The point is that Ryan Murphy, the director Gus Van Sant, and the writer Jon Robin Baitz create a version of this social life that is as soothing and narcotic as the the safety of their proudly luxurious fortresses must have been to Capote. Much of it is very good. Great décor , good clothes, a pleasing veneer ease with which to forget the present, tailored clothes and coiffed hair, and most of all the reassuring, utterly luminous beauty of Naomi Watts, the 5’5” Australian who is transformed into the willowy, towering yet tapered Babe Paley. She is so entrancing as the most beautiful, agreeable, and kindest of women that you want to become her lapdog. Tom Hollander is excellent as her lapdog Capote, Joe Mantello perfect as his exasperated yet constant long-time lover Jack Dunphy, in time-capsule in aviator glasses and shearling coat.
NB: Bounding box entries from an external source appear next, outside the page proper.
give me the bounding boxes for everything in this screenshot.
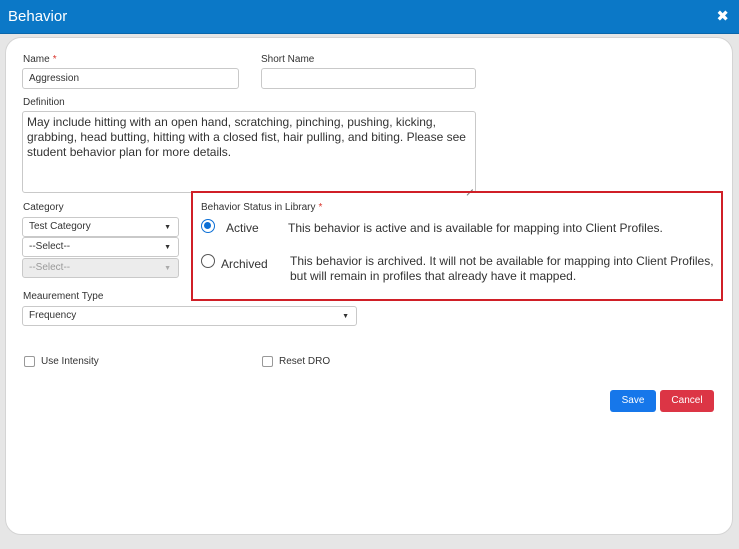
measurement-type-value: Frequency <box>29 310 77 321</box>
use-intensity-label: Use Intensity <box>41 356 99 367</box>
dialog-title-bar: Behavior ✖ <box>0 0 739 34</box>
definition-textarea[interactable]: May include hitting with an open hand, s… <box>22 111 476 193</box>
measurement-type-select[interactable]: Frequency ▼ <box>22 306 357 326</box>
subcategory-select-value: --Select-- <box>29 241 71 252</box>
status-active-label[interactable]: Active <box>226 221 259 235</box>
dialog-title: Behavior <box>8 8 68 25</box>
status-archived-label[interactable]: Archived <box>221 257 268 271</box>
sub-subcategory-select-value: --Select-- <box>29 262 71 273</box>
sub-subcategory-select: --Select-- ▼ <box>22 258 179 278</box>
status-archived-description: This behavior is archived. It will not b… <box>290 254 714 283</box>
reset-dro-checkbox[interactable] <box>262 356 273 367</box>
definition-text: May include hitting with an open hand, s… <box>27 115 466 159</box>
status-active-description: This behavior is active and is available… <box>288 221 663 235</box>
reset-dro-label: Reset DRO <box>279 356 331 367</box>
chevron-down-icon: ▼ <box>164 265 171 272</box>
use-intensity-checkbox[interactable] <box>24 356 35 367</box>
save-button[interactable]: Save <box>610 390 656 412</box>
required-mark: * <box>52 54 57 65</box>
short-name-input[interactable] <box>261 68 476 89</box>
measurement-type-label: Meaurement Type <box>23 291 104 302</box>
status-active-radio[interactable] <box>201 219 215 233</box>
required-mark: * <box>318 202 323 213</box>
status-archived-radio[interactable] <box>201 254 215 268</box>
subcategory-select[interactable]: --Select-- ▼ <box>22 237 179 257</box>
category-select[interactable]: Test Category ▼ <box>22 217 179 237</box>
cancel-button[interactable]: Cancel <box>660 390 714 412</box>
category-select-value: Test Category <box>29 221 91 232</box>
name-label: Name * <box>23 54 57 65</box>
chevron-down-icon: ▼ <box>164 244 171 251</box>
resize-handle-icon[interactable] <box>465 182 473 190</box>
short-name-label: Short Name <box>261 54 315 65</box>
chevron-down-icon: ▼ <box>164 224 171 231</box>
status-label: Behavior Status in Library * <box>201 202 323 213</box>
category-label: Category <box>23 202 64 213</box>
close-icon[interactable]: ✖ <box>716 7 729 25</box>
name-input[interactable]: Aggression <box>22 68 239 89</box>
chevron-down-icon: ▼ <box>342 313 349 320</box>
definition-label: Definition <box>23 97 65 108</box>
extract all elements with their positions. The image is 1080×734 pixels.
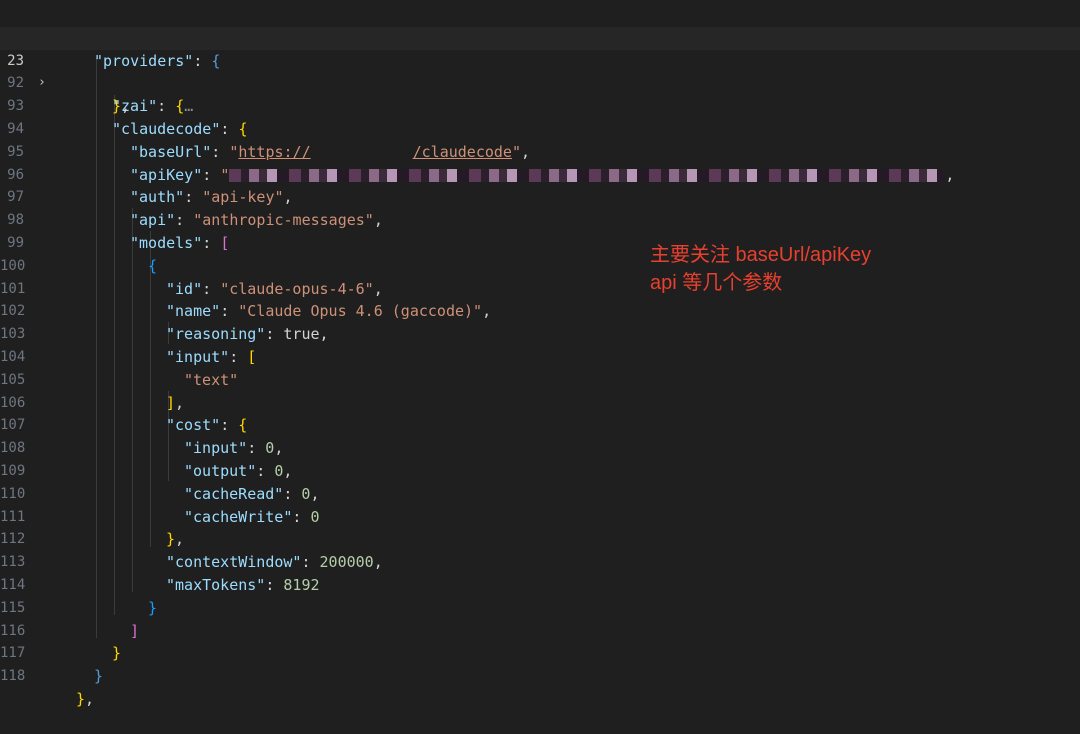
code-line[interactable]: 95 "apiKey": ", xyxy=(0,118,1080,184)
code-line[interactable]: 103 "input": [ xyxy=(0,300,1080,366)
code-line[interactable]: 107 "input": 0, xyxy=(0,392,1080,457)
code-line[interactable]: 94 "baseUrl": "https:///claudecode", xyxy=(0,95,1080,161)
code-line[interactable]: 110 "cacheWrite": 0 xyxy=(0,460,1080,526)
code-line[interactable]: 116 } xyxy=(0,597,1080,663)
code-line[interactable]: 22 "providers": { xyxy=(0,4,1080,70)
code-line[interactable]: 117 } xyxy=(0,620,1080,685)
code-line[interactable]: 97 "api": "anthropic-messages", xyxy=(0,164,1080,229)
code-line[interactable]: 98 "models": [ xyxy=(0,186,1080,252)
code-line[interactable]: 96 "auth": "api-key", xyxy=(0,141,1080,207)
code-line[interactable]: 108 "output": 0, xyxy=(0,414,1080,480)
code-line[interactable]: 111 }, xyxy=(0,483,1080,549)
code-line[interactable]: 115 ] xyxy=(0,574,1080,640)
code-line[interactable]: 93 "claudecode": { xyxy=(0,72,1080,138)
code-line[interactable]: 106 "cost": { xyxy=(0,369,1080,435)
code-line[interactable]: 105 ], xyxy=(0,346,1080,412)
code-editor[interactable]: 22 "providers": { 23 › "zai": {… 92 }, 9… xyxy=(0,0,1080,708)
code-line[interactable]: 104 "text" xyxy=(0,323,1080,389)
code-line[interactable]: 118 }, xyxy=(0,642,1080,708)
annotation-note: 主要关注 baseUrl/apiKey api 等几个参数 xyxy=(650,244,872,294)
code-line[interactable]: 92 }, xyxy=(0,50,1080,115)
code-line[interactable]: 99 { xyxy=(0,209,1080,275)
code-line[interactable]: 113 "maxTokens": 8192 xyxy=(0,528,1080,594)
code-line[interactable]: 100 "id": "claude-opus-4-6", xyxy=(0,232,1080,298)
code-line[interactable]: 102 "reasoning": true, xyxy=(0,278,1080,343)
code-line[interactable]: 101 "name": "Claude Opus 4.6 (gaccode)", xyxy=(0,255,1080,321)
line-number: 118 xyxy=(0,668,26,685)
code-line[interactable]: 114 } xyxy=(0,551,1080,617)
code-line[interactable]: 112 "contextWindow": 200000, xyxy=(0,506,1080,571)
code-line[interactable]: 109 "cacheRead": 0, xyxy=(0,437,1080,503)
code-line-current[interactable]: 23 › "zai": {… xyxy=(0,26,1080,115)
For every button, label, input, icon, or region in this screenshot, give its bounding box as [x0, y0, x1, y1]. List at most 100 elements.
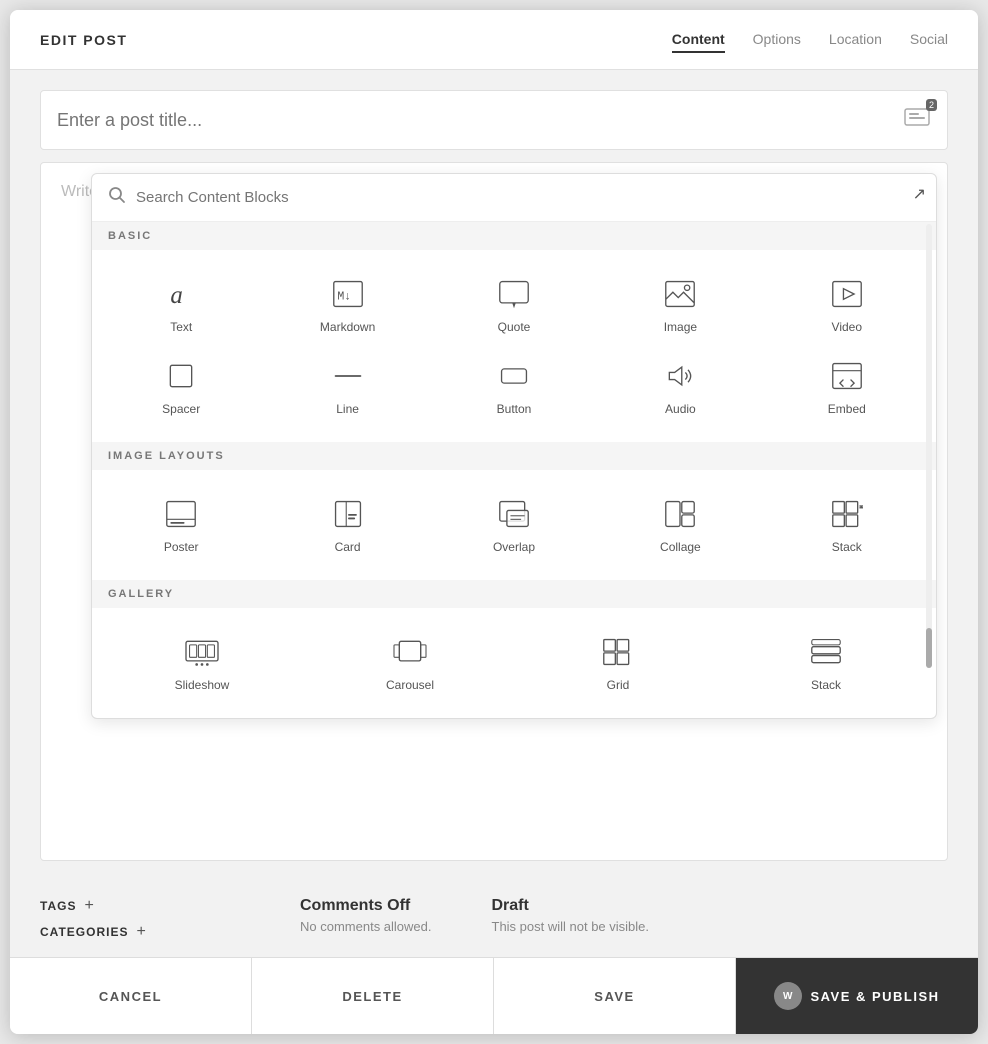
- header-tabs: Content Options Location Social: [672, 27, 948, 53]
- section-image-layouts-header: IMAGE LAYOUTS: [92, 442, 936, 470]
- collage-icon: [660, 496, 700, 532]
- wechat-icon: W: [774, 982, 802, 1010]
- block-grid-label: Grid: [607, 678, 630, 692]
- tags-label: TAGS: [40, 899, 76, 913]
- grid-icon: [598, 634, 638, 670]
- delete-button[interactable]: DELETE: [252, 958, 494, 1034]
- block-quote-label: Quote: [498, 320, 531, 334]
- block-markdown[interactable]: M↓ Markdown: [266, 266, 428, 344]
- block-grid[interactable]: Grid: [516, 624, 720, 702]
- search-bar: [92, 174, 936, 222]
- text-icon: a: [161, 276, 201, 312]
- block-carousel[interactable]: Carousel: [308, 624, 512, 702]
- block-slideshow[interactable]: Slideshow: [100, 624, 304, 702]
- blocks-gallery-grid: Slideshow Carousel: [92, 608, 936, 718]
- meta-comments: Comments Off No comments allowed.: [300, 897, 432, 934]
- blocks-image-layouts-grid: Poster Card: [92, 470, 936, 580]
- markdown-icon: M↓: [328, 276, 368, 312]
- search-icon: [108, 186, 126, 209]
- comments-subtitle: No comments allowed.: [300, 919, 432, 934]
- svg-text:M↓: M↓: [337, 290, 351, 303]
- block-button[interactable]: Button: [433, 348, 595, 426]
- carousel-icon: [390, 634, 430, 670]
- tab-social[interactable]: Social: [910, 27, 948, 53]
- section-gallery-header: GALLERY: [92, 580, 936, 608]
- tags-row: TAGS +: [40, 897, 240, 915]
- expand-icon[interactable]: ↗: [913, 184, 926, 204]
- header: EDIT POST Content Options Location Socia…: [10, 10, 978, 70]
- categories-label: CATEGORIES: [40, 925, 128, 939]
- line-icon: [328, 358, 368, 394]
- content-blocks-popup: ↗ BASIC: [91, 173, 937, 719]
- button-icon: [494, 358, 534, 394]
- meta-tags-categories: TAGS + CATEGORIES +: [40, 897, 240, 941]
- block-line-label: Line: [336, 402, 359, 416]
- block-text[interactable]: a Text: [100, 266, 262, 344]
- block-text-label: Text: [170, 320, 192, 334]
- stack-layout-icon: [827, 496, 867, 532]
- save-publish-button[interactable]: W SAVE & PUBLISH: [736, 958, 978, 1034]
- stack-gallery-icon: [806, 634, 846, 670]
- video-icon: [827, 276, 867, 312]
- editor-wrapper: Write here... ↗ BASIC: [40, 162, 948, 861]
- block-image-label: Image: [664, 320, 697, 334]
- block-line[interactable]: Line: [266, 348, 428, 426]
- block-overlap-label: Overlap: [493, 540, 535, 554]
- audio-icon: [660, 358, 700, 394]
- quote-icon: [494, 276, 534, 312]
- block-embed[interactable]: Embed: [766, 348, 928, 426]
- title-input[interactable]: [57, 110, 903, 131]
- block-stack-gallery[interactable]: Stack: [724, 624, 928, 702]
- block-spacer[interactable]: Spacer: [100, 348, 262, 426]
- block-collage[interactable]: Collage: [599, 486, 761, 564]
- block-card[interactable]: Card: [266, 486, 428, 564]
- section-basic-header: BASIC: [92, 222, 936, 250]
- block-stack-layout-label: Stack: [832, 540, 862, 554]
- title-badge: 2: [926, 99, 937, 111]
- block-overlap[interactable]: Overlap: [433, 486, 595, 564]
- tab-location[interactable]: Location: [829, 27, 882, 53]
- title-input-container: 2: [40, 90, 948, 150]
- card-icon: [328, 496, 368, 532]
- spacer-icon: [161, 358, 201, 394]
- tab-content[interactable]: Content: [672, 27, 725, 53]
- block-audio[interactable]: Audio: [599, 348, 761, 426]
- main-area: 2 Write here... ↗: [10, 70, 978, 881]
- block-stack-gallery-label: Stack: [811, 678, 841, 692]
- block-image[interactable]: Image: [599, 266, 761, 344]
- tab-options[interactable]: Options: [753, 27, 801, 53]
- block-audio-label: Audio: [665, 402, 696, 416]
- block-quote[interactable]: Quote: [433, 266, 595, 344]
- block-stack-layout[interactable]: Stack: [766, 486, 928, 564]
- draft-subtitle: This post will not be visible.: [492, 919, 650, 934]
- popup-scrollbar[interactable]: [926, 224, 932, 668]
- svg-text:a: a: [171, 282, 183, 309]
- page-title: EDIT POST: [40, 32, 127, 48]
- comments-title: Comments Off: [300, 897, 432, 915]
- block-embed-label: Embed: [828, 402, 866, 416]
- block-spacer-label: Spacer: [162, 402, 200, 416]
- block-carousel-label: Carousel: [386, 678, 434, 692]
- image-icon: [660, 276, 700, 312]
- block-video[interactable]: Video: [766, 266, 928, 344]
- tags-add-button[interactable]: +: [84, 897, 93, 915]
- block-button-label: Button: [497, 402, 532, 416]
- block-card-label: Card: [335, 540, 361, 554]
- meta-area: TAGS + CATEGORIES + Comments Off No comm…: [10, 881, 978, 957]
- overlap-icon: [494, 496, 534, 532]
- block-markdown-label: Markdown: [320, 320, 375, 334]
- block-slideshow-label: Slideshow: [175, 678, 230, 692]
- save-button[interactable]: SAVE: [494, 958, 736, 1034]
- footer-bar: CANCEL DELETE SAVE W SAVE & PUBLISH: [10, 957, 978, 1034]
- cancel-button[interactable]: CANCEL: [10, 958, 252, 1034]
- meta-draft: Draft This post will not be visible.: [492, 897, 650, 934]
- embed-icon: [827, 358, 867, 394]
- draft-title: Draft: [492, 897, 650, 915]
- block-collage-label: Collage: [660, 540, 701, 554]
- popup-scrollbar-thumb: [926, 628, 932, 668]
- block-poster[interactable]: Poster: [100, 486, 262, 564]
- poster-icon: [161, 496, 201, 532]
- title-icon: 2: [903, 105, 931, 135]
- search-input[interactable]: [136, 189, 920, 206]
- categories-add-button[interactable]: +: [136, 923, 145, 941]
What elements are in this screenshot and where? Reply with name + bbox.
The other swans— Diane Lane as senior swan Slim Keith, Chloe Sevigny in a bad wig, as loyal swan C.Z Guest, Calista Flockhart as bitter swan Lee Radziwill, a fleeting Molly Ringwald as last-ditch swan Joanne Carson, merge into a lunching Swan Lake Corps de Ballet, smoking and drinking champagne through marital betrayal, humiliations, and lung cancer. Set at the same time as Bradley Cooper’s Maestro, with the same kind of people, its female leads share the same fate.
And because most series have to have a ghost, Jessica Lange haunts here as Capote’s dead mother, his enabler, muse, critic, and the Angel of his Death.
Which is a wink at Bob Fosse’s film All That Jazz, in which Jessica Lange played the same role for Roy Scheider, who was playing the movie version of Bob Fosse. The in-crowd winks and nods continue with the surprise casting of Vito Schnabel, the gallerist son of the artist and director Julian Schnabel, playing the hunk air-conditioner repairman from Palms Springs who becomes Capote’s lover, and once hauled to back to New York and La Côte Basque, who lectures Slim Keith and Lee Radziwill about Freon.
Seven of the eight episodes are a delight; the eighth, which is to do with the unfinished manuscript, would probably best have been left unwritten.